Computer Laboratory

Computer Architecture Group

Janus - Automatic Binary Parallelisation

Program performance is heavily influenced by the ability to create parallel applications consisting of multiple threads working as independently as possible. However, users of single-threaded applications where the source code is lost, unavailable or cannot easily be recompiled, are at a disadvantage: their programs cannot exploit the full performance potential of the underlying parallel computer architecture.

Within this context, parallelisation of application binaries becomes a seductive proposition. Regardless of the source languages used to create the program, or the availability of the code, an application can be restructured within its binary form to split off tasks into separate threads, and combine their results back together when required. Although almost impossible to perform effectively by hand, automatic tools have the ability to extract parallelism from sequential applications through analysis of the executable to extract multiple threads that can execute concurrently.

Janus is an open source binary modification framework that leverages static analysis and profile information to dynamically parallelise applications, extracting thread-level parallelism from program loops.
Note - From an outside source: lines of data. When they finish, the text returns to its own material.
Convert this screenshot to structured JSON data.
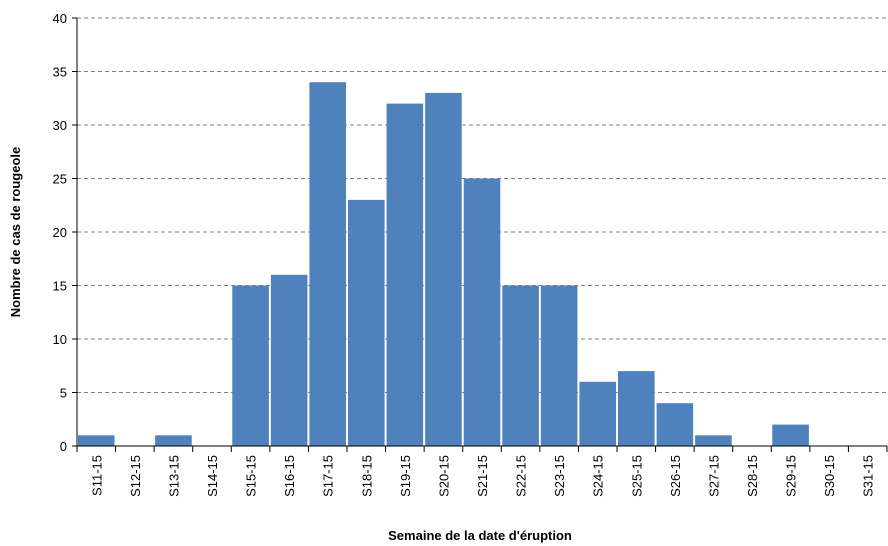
{
  "chart_data": {
    "type": "bar",
    "x_label": "Semaine de la date d'éruption",
    "y_label": "Nombre de cas de rougeole",
    "categories": [
      "S11-15",
      "S12-15",
      "S13-15",
      "S14-15",
      "S15-15",
      "S16-15",
      "S17-15",
      "S18-15",
      "S19-15",
      "S20-15",
      "S21-15",
      "S22-15",
      "S23-15",
      "S24-15",
      "S25-15",
      "S26-15",
      "S27-15",
      "S28-15",
      "S29-15",
      "S30-15",
      "S31-15"
    ],
    "values": [
      1,
      0,
      1,
      0,
      15,
      16,
      34,
      23,
      32,
      33,
      25,
      15,
      15,
      6,
      7,
      4,
      1,
      0,
      2,
      0,
      0
    ],
    "color": "#4f81bd",
    "ylim": [
      0,
      40
    ],
    "yticks": [
      0,
      5,
      10,
      15,
      20,
      25,
      30,
      35,
      40
    ],
    "grid": true
  }
}
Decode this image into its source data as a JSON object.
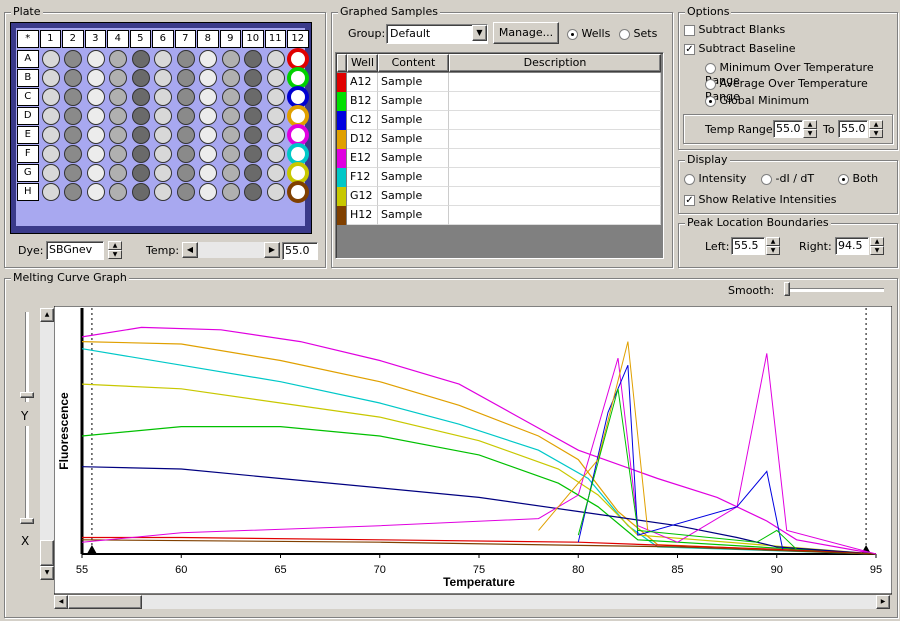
{
  "plate": {
    "title": "Plate",
    "cols": [
      "*",
      "1",
      "2",
      "3",
      "4",
      "5",
      "6",
      "7",
      "8",
      "9",
      "10",
      "11",
      "12"
    ],
    "rows": [
      "A",
      "B",
      "C",
      "D",
      "E",
      "F",
      "G",
      "H"
    ],
    "dye_label": "Dye:",
    "dye_value": "SBGnev",
    "temp_label": "Temp:",
    "temp_value": "55.0",
    "ring_colors": [
      "#e00000",
      "#00d000",
      "#0000d0",
      "#e0a000",
      "#e000e0",
      "#00c8c8",
      "#c8c800",
      "#804000"
    ]
  },
  "graphed": {
    "title": "Graphed Samples",
    "group_label": "Group:",
    "group_value": "Default",
    "manage_label": "Manage...",
    "wells_label": "Wells",
    "sets_label": "Sets",
    "columns": [
      "Well",
      "Content",
      "Description"
    ],
    "rows": [
      {
        "well": "A12",
        "content": "Sample",
        "description": "",
        "color": "#e00000"
      },
      {
        "well": "B12",
        "content": "Sample",
        "description": "",
        "color": "#00e000"
      },
      {
        "well": "C12",
        "content": "Sample",
        "description": "",
        "color": "#0000e0"
      },
      {
        "well": "D12",
        "content": "Sample",
        "description": "",
        "color": "#e0a000"
      },
      {
        "well": "E12",
        "content": "Sample",
        "description": "",
        "color": "#e000e0"
      },
      {
        "well": "F12",
        "content": "Sample",
        "description": "",
        "color": "#00c8c8"
      },
      {
        "well": "G12",
        "content": "Sample",
        "description": "",
        "color": "#c8c800"
      },
      {
        "well": "H12",
        "content": "Sample",
        "description": "",
        "color": "#804000"
      }
    ]
  },
  "options": {
    "title": "Options",
    "subtract_blanks": "Subtract Blanks",
    "subtract_baseline": "Subtract Baseline",
    "min_range": "Minimum Over Temperature Range",
    "avg_range": "Average Over Temperature Range",
    "global_min": "Global Minimum",
    "temp_range_label": "Temp Range:",
    "temp_from": "55.0",
    "to_label": "To",
    "temp_to": "55.0"
  },
  "display": {
    "title": "Display",
    "intensity": "Intensity",
    "didt": "-dI / dT",
    "both": "Both",
    "show_relative": "Show Relative Intensities"
  },
  "peak": {
    "title": "Peak Location Boundaries",
    "left_label": "Left:",
    "left_value": "55.5",
    "right_label": "Right:",
    "right_value": "94.5"
  },
  "graph": {
    "title": "Melting Curve Graph",
    "smooth_label": "Smooth:",
    "y_label": "Y",
    "x_label": "X"
  },
  "chart_data": {
    "type": "line",
    "xlabel": "Temperature",
    "ylabel": "Fluorescence",
    "xlim": [
      55,
      95
    ],
    "xticks": [
      "55",
      "60",
      "65",
      "70",
      "75",
      "80",
      "85",
      "90",
      "95"
    ],
    "series": [
      {
        "color": "#e000e0",
        "points": [
          [
            55,
            0.92
          ],
          [
            58,
            0.96
          ],
          [
            62,
            0.95
          ],
          [
            66,
            0.9
          ],
          [
            70,
            0.82
          ],
          [
            74,
            0.72
          ],
          [
            77,
            0.58
          ],
          [
            80,
            0.44
          ],
          [
            84,
            0.32
          ],
          [
            87,
            0.24
          ],
          [
            89.5,
            0.14
          ],
          [
            91,
            0.06
          ],
          [
            95,
            0.0
          ]
        ]
      },
      {
        "color": "#e0a000",
        "points": [
          [
            55,
            0.9
          ],
          [
            60,
            0.89
          ],
          [
            65,
            0.82
          ],
          [
            70,
            0.73
          ],
          [
            74,
            0.63
          ],
          [
            78,
            0.5
          ],
          [
            80,
            0.4
          ],
          [
            82,
            0.18
          ],
          [
            84,
            0.04
          ],
          [
            95,
            0.0
          ]
        ]
      },
      {
        "color": "#00c8c8",
        "points": [
          [
            55,
            0.87
          ],
          [
            60,
            0.8
          ],
          [
            65,
            0.73
          ],
          [
            70,
            0.64
          ],
          [
            74,
            0.55
          ],
          [
            78,
            0.44
          ],
          [
            80.5,
            0.32
          ],
          [
            82.5,
            0.12
          ],
          [
            84,
            0.03
          ],
          [
            95,
            0.0
          ]
        ]
      },
      {
        "color": "#c8c800",
        "points": [
          [
            55,
            0.72
          ],
          [
            60,
            0.7
          ],
          [
            65,
            0.64
          ],
          [
            70,
            0.58
          ],
          [
            75,
            0.48
          ],
          [
            79,
            0.36
          ],
          [
            81,
            0.25
          ],
          [
            83,
            0.08
          ],
          [
            95,
            0.0
          ]
        ]
      },
      {
        "color": "#00c000",
        "points": [
          [
            55,
            0.5
          ],
          [
            60,
            0.54
          ],
          [
            65,
            0.54
          ],
          [
            70,
            0.5
          ],
          [
            75,
            0.42
          ],
          [
            79,
            0.3
          ],
          [
            81,
            0.2
          ],
          [
            83,
            0.06
          ],
          [
            95,
            0.0
          ]
        ]
      },
      {
        "color": "#000080",
        "points": [
          [
            55,
            0.37
          ],
          [
            60,
            0.36
          ],
          [
            65,
            0.32
          ],
          [
            70,
            0.28
          ],
          [
            75,
            0.24
          ],
          [
            80,
            0.18
          ],
          [
            85,
            0.12
          ],
          [
            88,
            0.07
          ],
          [
            90,
            0.03
          ],
          [
            95,
            0.0
          ]
        ]
      },
      {
        "color": "#e00000",
        "points": [
          [
            55,
            0.07
          ],
          [
            60,
            0.07
          ],
          [
            70,
            0.06
          ],
          [
            80,
            0.05
          ],
          [
            90,
            0.02
          ],
          [
            95,
            0.0
          ]
        ]
      },
      {
        "color": "#804000",
        "points": [
          [
            55,
            0.06
          ],
          [
            70,
            0.05
          ],
          [
            85,
            0.03
          ],
          [
            95,
            0.0
          ]
        ]
      }
    ],
    "derivative_series": [
      {
        "color": "#e000e0",
        "points": [
          [
            55,
            0.05
          ],
          [
            60,
            0.09
          ],
          [
            70,
            0.12
          ],
          [
            78,
            0.15
          ],
          [
            80,
            0.25
          ],
          [
            82,
            0.83
          ],
          [
            83,
            0.12
          ],
          [
            85,
            0.05
          ],
          [
            88,
            0.2
          ],
          [
            89.5,
            0.85
          ],
          [
            90.5,
            0.1
          ],
          [
            95,
            0.0
          ]
        ]
      },
      {
        "color": "#0000e0",
        "points": [
          [
            80,
            0.05
          ],
          [
            81.5,
            0.6
          ],
          [
            82.5,
            0.8
          ],
          [
            83,
            0.08
          ],
          [
            88,
            0.2
          ],
          [
            89.5,
            0.35
          ],
          [
            90.3,
            0.02
          ]
        ]
      },
      {
        "color": "#e0a000",
        "points": [
          [
            78,
            0.1
          ],
          [
            81,
            0.4
          ],
          [
            82.5,
            0.9
          ],
          [
            83.5,
            0.1
          ]
        ]
      },
      {
        "color": "#00c000",
        "points": [
          [
            80,
            0.08
          ],
          [
            82,
            0.7
          ],
          [
            83,
            0.1
          ],
          [
            89,
            0.05
          ],
          [
            90,
            0.1
          ],
          [
            91,
            0.02
          ]
        ]
      }
    ]
  }
}
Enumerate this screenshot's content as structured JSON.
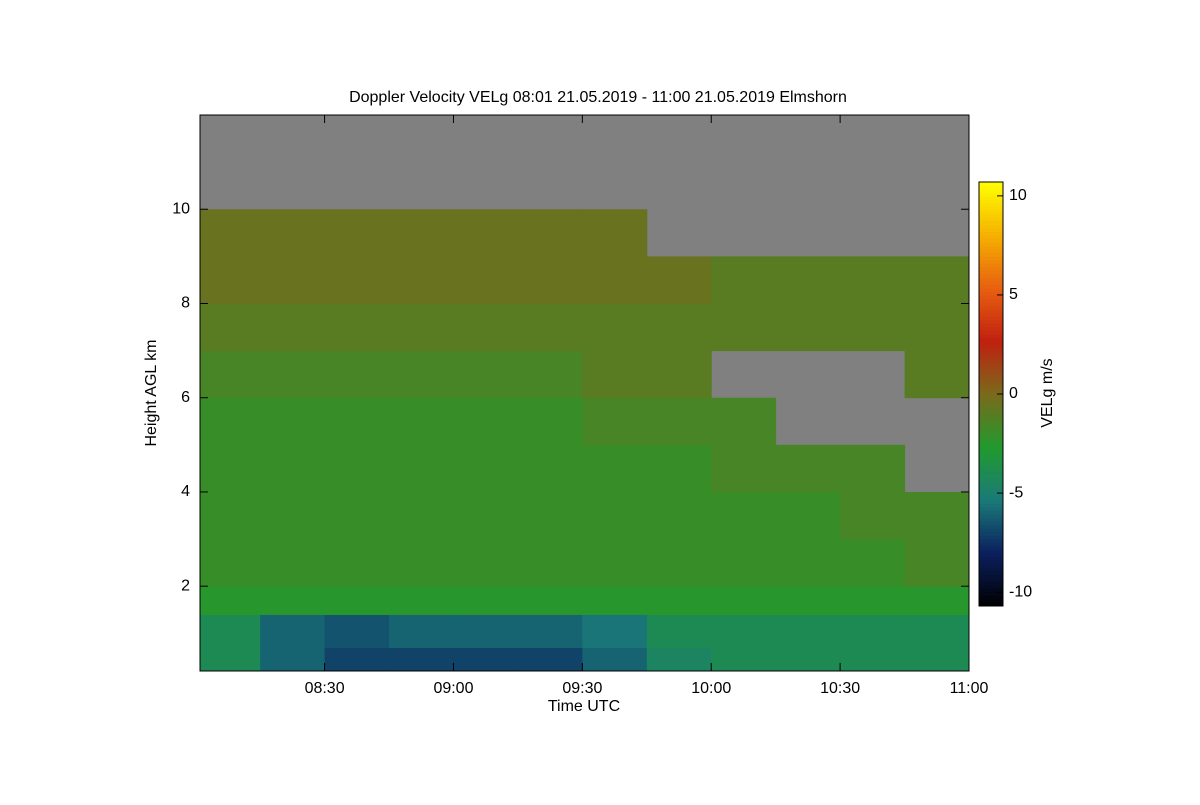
{
  "chart_data": {
    "type": "heatmap",
    "title": "Doppler Velocity VELg   08:01 21.05.2019 - 11:00 21.05.2019 Elmshorn",
    "x_label": "Time UTC",
    "y_label": "Height AGL km",
    "colorbar_label": "VELg m/s",
    "x": [
      "08:01",
      "08:15",
      "08:30",
      "08:45",
      "09:00",
      "09:15",
      "09:30",
      "09:45",
      "10:00",
      "10:15",
      "10:30",
      "10:45",
      "11:00"
    ],
    "y": [
      0.2,
      0.7,
      1.4,
      2,
      3,
      4,
      5,
      6,
      7,
      8,
      9,
      10,
      12
    ],
    "values": [
      [
        -4,
        -6,
        -7,
        -7,
        -7,
        -7,
        -6,
        -4.5,
        -4,
        -4,
        -4,
        -4
      ],
      [
        -4,
        -6,
        -6.5,
        -6,
        -6,
        -6,
        -5.5,
        -4,
        -4,
        -4,
        -4,
        -4
      ],
      [
        -2.5,
        -2.5,
        -2.5,
        -2.5,
        -2.5,
        -2.5,
        -2.5,
        -2.5,
        -2.5,
        -2.5,
        -2.5,
        -2.5
      ],
      [
        -2,
        -2,
        -2,
        -2,
        -2,
        -2,
        -2,
        -2,
        -2,
        -2,
        -2,
        -1.5
      ],
      [
        -2,
        -2,
        -2,
        -2,
        -2,
        -2,
        -2,
        -2,
        -2,
        -2,
        -1.5,
        -1.5
      ],
      [
        -2,
        -2,
        -2,
        -2,
        -2,
        -2,
        -2,
        -2,
        -1.5,
        -1.5,
        -1.5,
        null
      ],
      [
        -2,
        -2,
        -2,
        -2,
        -2,
        -2,
        -1.5,
        -1.5,
        -1.5,
        null,
        null,
        null
      ],
      [
        -1.5,
        -1.5,
        -1.5,
        -1.5,
        -1.5,
        -1.5,
        -1,
        -1,
        null,
        null,
        null,
        -1
      ],
      [
        -1,
        -1,
        -1,
        -1,
        -1,
        -1,
        -1,
        -1,
        -1,
        -1,
        -1,
        -1
      ],
      [
        -0.5,
        -0.5,
        -0.5,
        -0.5,
        -0.5,
        -0.5,
        -0.5,
        -0.5,
        -1,
        -1,
        -1,
        -1
      ],
      [
        -0.5,
        -0.5,
        -0.5,
        -0.5,
        -0.5,
        -0.5,
        -0.5,
        null,
        null,
        null,
        null,
        null
      ],
      [
        null,
        null,
        null,
        null,
        null,
        null,
        null,
        null,
        null,
        null,
        null,
        null
      ]
    ],
    "xlim": [
      "08:01",
      "11:00"
    ],
    "xticks": [
      "08:30",
      "09:00",
      "09:30",
      "10:00",
      "10:30",
      "11:00"
    ],
    "ylim": [
      0.2,
      12
    ],
    "yticks": [
      2,
      4,
      6,
      8,
      10
    ],
    "clim": [
      -10.7,
      10.7
    ],
    "cticks": [
      -10,
      -5,
      0,
      5,
      10
    ],
    "colormap": [
      "#000000",
      "#0b1f5e",
      "#1a7a78",
      "#219a2e",
      "#7a6a1c",
      "#c02010",
      "#e86010",
      "#f5b000",
      "#ffff00"
    ],
    "nodata_color": "#808080"
  }
}
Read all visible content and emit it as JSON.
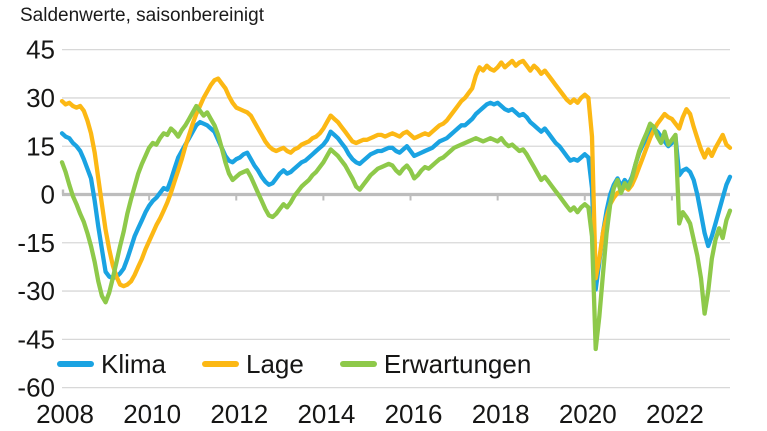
{
  "title": "Saldenwerte, saisonbereinigt",
  "colors": {
    "klima": "#1aa3e2",
    "lage": "#fcb814",
    "erwartungen": "#8ec94a",
    "gridline": "#d8d8d8",
    "zero_line": "#bdbdbd",
    "text": "#161615"
  },
  "legend": [
    {
      "key": "klima",
      "label": "Klima"
    },
    {
      "key": "lage",
      "label": "Lage"
    },
    {
      "key": "erwartungen",
      "label": "Erwartungen"
    }
  ],
  "axes": {
    "y_ticks": [
      45,
      30,
      15,
      0,
      -15,
      -30,
      -45,
      -60
    ],
    "x_ticks": [
      2008,
      2010,
      2012,
      2014,
      2016,
      2018,
      2020,
      2022
    ]
  },
  "chart_data": {
    "type": "line",
    "title": "Saldenwerte, saisonbereinigt",
    "xlabel": "",
    "ylabel": "",
    "ylim": [
      -60,
      45
    ],
    "xlim_years": [
      2008.0,
      2023.42
    ],
    "grid": true,
    "legend_position": "bottom-left-inside",
    "x_unit": "monthly, decimal years from start_year",
    "start_year": 2008,
    "step_months": 1,
    "series": [
      {
        "name": "Klima",
        "color_key": "klima",
        "values": [
          19,
          18,
          17.5,
          16,
          15,
          13.5,
          11,
          8,
          5,
          -2,
          -10,
          -17,
          -24,
          -25.5,
          -26,
          -25.5,
          -24.5,
          -23,
          -20,
          -16.5,
          -13,
          -10.5,
          -8,
          -5.5,
          -3.5,
          -2,
          -1,
          0.5,
          2,
          1.5,
          4.5,
          8,
          11.5,
          13.5,
          15.5,
          17.5,
          19.5,
          21.5,
          22.5,
          22,
          21.5,
          20.5,
          19.5,
          17,
          14.5,
          12,
          10.5,
          10,
          11,
          11.5,
          12.5,
          13,
          11,
          9,
          7.5,
          5.5,
          4,
          3,
          3.5,
          5,
          6.5,
          7.5,
          6.5,
          7,
          8,
          9,
          10,
          10.5,
          11.5,
          12.5,
          13.5,
          14.5,
          15.5,
          17,
          19.5,
          18.5,
          17.5,
          16,
          14.5,
          12.5,
          11,
          10,
          9.5,
          10.5,
          11.5,
          12.5,
          13,
          13.5,
          13.5,
          14,
          14.5,
          14.5,
          13.5,
          13,
          14,
          15,
          13.5,
          12,
          12.5,
          13,
          13.5,
          14,
          14.5,
          15.5,
          16.5,
          17,
          17.5,
          18.5,
          19.5,
          20.5,
          21.5,
          21.5,
          22.5,
          23.5,
          25,
          26,
          27,
          28,
          28.5,
          28,
          28.5,
          27.5,
          26.5,
          26,
          26.5,
          25.5,
          24.5,
          25,
          24,
          22.5,
          21.5,
          20.5,
          19.5,
          20.5,
          19,
          17.5,
          16,
          15,
          13.5,
          12,
          10.5,
          11,
          10.5,
          11.5,
          12.5,
          11.5,
          2,
          -29.5,
          -21,
          -12,
          -5,
          0,
          3,
          5,
          2.5,
          4.5,
          3,
          5.5,
          9.5,
          13,
          15.5,
          17.5,
          20,
          20.5,
          19.5,
          18,
          16.5,
          15,
          16,
          18,
          6,
          7.5,
          8,
          7,
          4.5,
          0,
          -6,
          -12,
          -16,
          -13,
          -9,
          -5,
          -1,
          3,
          5.5
        ]
      },
      {
        "name": "Lage",
        "color_key": "lage",
        "values": [
          29,
          28,
          28.5,
          27.5,
          27,
          27.5,
          26,
          23,
          19,
          13,
          5,
          -3,
          -11,
          -17,
          -22,
          -25.5,
          -28,
          -28.5,
          -28,
          -27,
          -25,
          -22.5,
          -20,
          -17,
          -14.5,
          -12,
          -9.5,
          -7.5,
          -5,
          -2.5,
          0.5,
          4,
          7.5,
          11,
          15,
          18.5,
          22,
          25,
          27.5,
          30,
          32,
          34,
          35.5,
          36,
          34.5,
          33,
          30.5,
          28.5,
          27,
          26.5,
          26,
          25.5,
          24.5,
          22.5,
          20.5,
          18.5,
          16.5,
          15,
          14,
          13.5,
          14,
          14.5,
          13.5,
          13,
          14,
          14.5,
          15.5,
          16,
          16.5,
          17.5,
          18,
          19,
          20.5,
          22.5,
          24.5,
          23.5,
          22.5,
          21,
          19.5,
          18,
          16.5,
          16,
          16.5,
          17,
          17,
          17.5,
          18,
          18.5,
          18.5,
          18,
          18.5,
          19,
          18.5,
          18,
          19,
          19.5,
          18.5,
          17.5,
          18,
          18.5,
          19,
          18.5,
          19.5,
          20.5,
          21.5,
          22,
          23,
          24.5,
          26,
          27.5,
          29,
          30,
          31.5,
          33,
          37,
          39.5,
          38.5,
          40,
          39,
          38.5,
          39.5,
          41,
          39.5,
          40.5,
          41.5,
          40,
          41,
          41.5,
          40,
          38.5,
          40,
          39,
          37.5,
          38.5,
          37,
          35.5,
          34,
          32.5,
          31,
          29.5,
          28.5,
          29.5,
          28.5,
          30,
          31,
          30,
          18,
          -26,
          -20,
          -12,
          -7,
          -3,
          -1,
          0.5,
          1,
          2.5,
          1.5,
          3,
          5.5,
          8.5,
          11.5,
          14.5,
          17.5,
          20,
          22,
          23.5,
          25,
          24,
          23.5,
          22,
          20.5,
          24,
          26.5,
          25,
          21,
          17.5,
          14,
          11.5,
          14,
          12,
          14.5,
          16.5,
          18.5,
          15.5,
          14.5
        ]
      },
      {
        "name": "Erwartungen",
        "color_key": "erwartungen",
        "values": [
          10,
          7,
          3,
          -0.5,
          -3,
          -6,
          -8.5,
          -12,
          -16,
          -21,
          -27,
          -31.5,
          -33.5,
          -30.5,
          -26,
          -21,
          -16,
          -11.5,
          -6,
          -1.5,
          2.5,
          6.5,
          9.5,
          12,
          14.5,
          16,
          15.5,
          17.5,
          19,
          18.5,
          20.5,
          19.5,
          18,
          20,
          21.5,
          23.5,
          25.5,
          27.5,
          26,
          24.5,
          25.5,
          23.5,
          21.5,
          18.5,
          14.5,
          10,
          6.5,
          4.5,
          5.5,
          6.5,
          7,
          7.5,
          5.5,
          3,
          0.5,
          -2,
          -4.5,
          -6.5,
          -7,
          -6,
          -4.5,
          -3,
          -4,
          -2.5,
          -0.5,
          1,
          2.5,
          3.5,
          4.5,
          6,
          7,
          8.5,
          10,
          12,
          14,
          13,
          12,
          10.5,
          9,
          7,
          5,
          2.5,
          1.5,
          3,
          4.5,
          6,
          7,
          8,
          8.5,
          9,
          9.5,
          9,
          7.5,
          6.5,
          8,
          9,
          7.5,
          5,
          6,
          7.5,
          8.5,
          8,
          9,
          10,
          11,
          11.5,
          12.5,
          13.5,
          14.5,
          15,
          15.5,
          16,
          16.5,
          17,
          17.5,
          17,
          16.5,
          17,
          17.5,
          17,
          16.5,
          17.5,
          16,
          15,
          15.5,
          14.5,
          13.5,
          14,
          12.5,
          10.5,
          8.5,
          6.5,
          4.5,
          5.5,
          4,
          2.5,
          1,
          -0.5,
          -2,
          -3.5,
          -5,
          -4,
          -5.5,
          -4,
          -3,
          -4,
          -13,
          -48,
          -38,
          -25,
          -12,
          -3,
          2,
          4.5,
          0.5,
          3.5,
          2,
          5,
          9.5,
          13.5,
          16.5,
          19,
          22,
          21,
          18,
          16,
          19.5,
          15.5,
          17,
          18.5,
          -9,
          -5.5,
          -7,
          -9,
          -14,
          -19,
          -26,
          -37,
          -30,
          -20,
          -14,
          -10.5,
          -13.5,
          -8,
          -5
        ]
      }
    ]
  }
}
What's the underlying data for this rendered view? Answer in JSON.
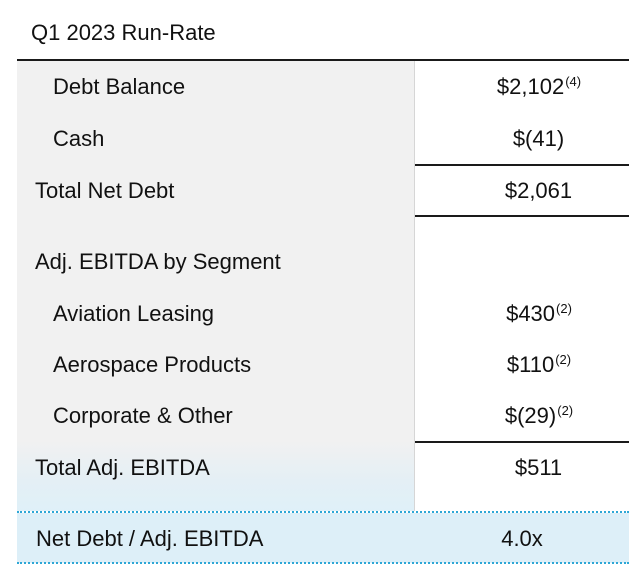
{
  "title": "Q1 2023 Run-Rate",
  "rows": [
    {
      "label": "Debt Balance",
      "value": "$2,102",
      "footnote": "(4)"
    },
    {
      "label": "Cash",
      "value": "$(41)",
      "footnote": ""
    },
    {
      "label": "Total Net Debt",
      "value": "$2,061",
      "footnote": ""
    },
    {
      "label": "Adj. EBITDA by Segment",
      "value": "",
      "footnote": ""
    },
    {
      "label": "Aviation Leasing",
      "value": "$430",
      "footnote": "(2)"
    },
    {
      "label": "Aerospace Products",
      "value": "$110",
      "footnote": "(2)"
    },
    {
      "label": "Corporate & Other",
      "value": "$(29)",
      "footnote": "(2)"
    },
    {
      "label": "Total Adj. EBITDA",
      "value": "$511",
      "footnote": ""
    }
  ],
  "summary": {
    "label": "Net Debt / Adj. EBITDA",
    "value": "4.0x"
  },
  "colors": {
    "panel": "#f1f1f1",
    "summary_band": "#ddeff8",
    "dotted_rule": "#2ea7d6",
    "rule": "#1a1a1a"
  }
}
Janus relies on judicious use of speculation and runtime checks to parallelise even in the presence of unknown data dependences and unknown code (for example, when performing library calls).

Janus is under active development and links to a repository for downloads (and for developers to contribute back) will be placed here upon publication of our paper.

"Janus: Statically-Driven and Profile-Guided Automatic Dynamic Binary Parallelisation". Ruoyu Zhou and Timothy M. Jones. CGO 2019.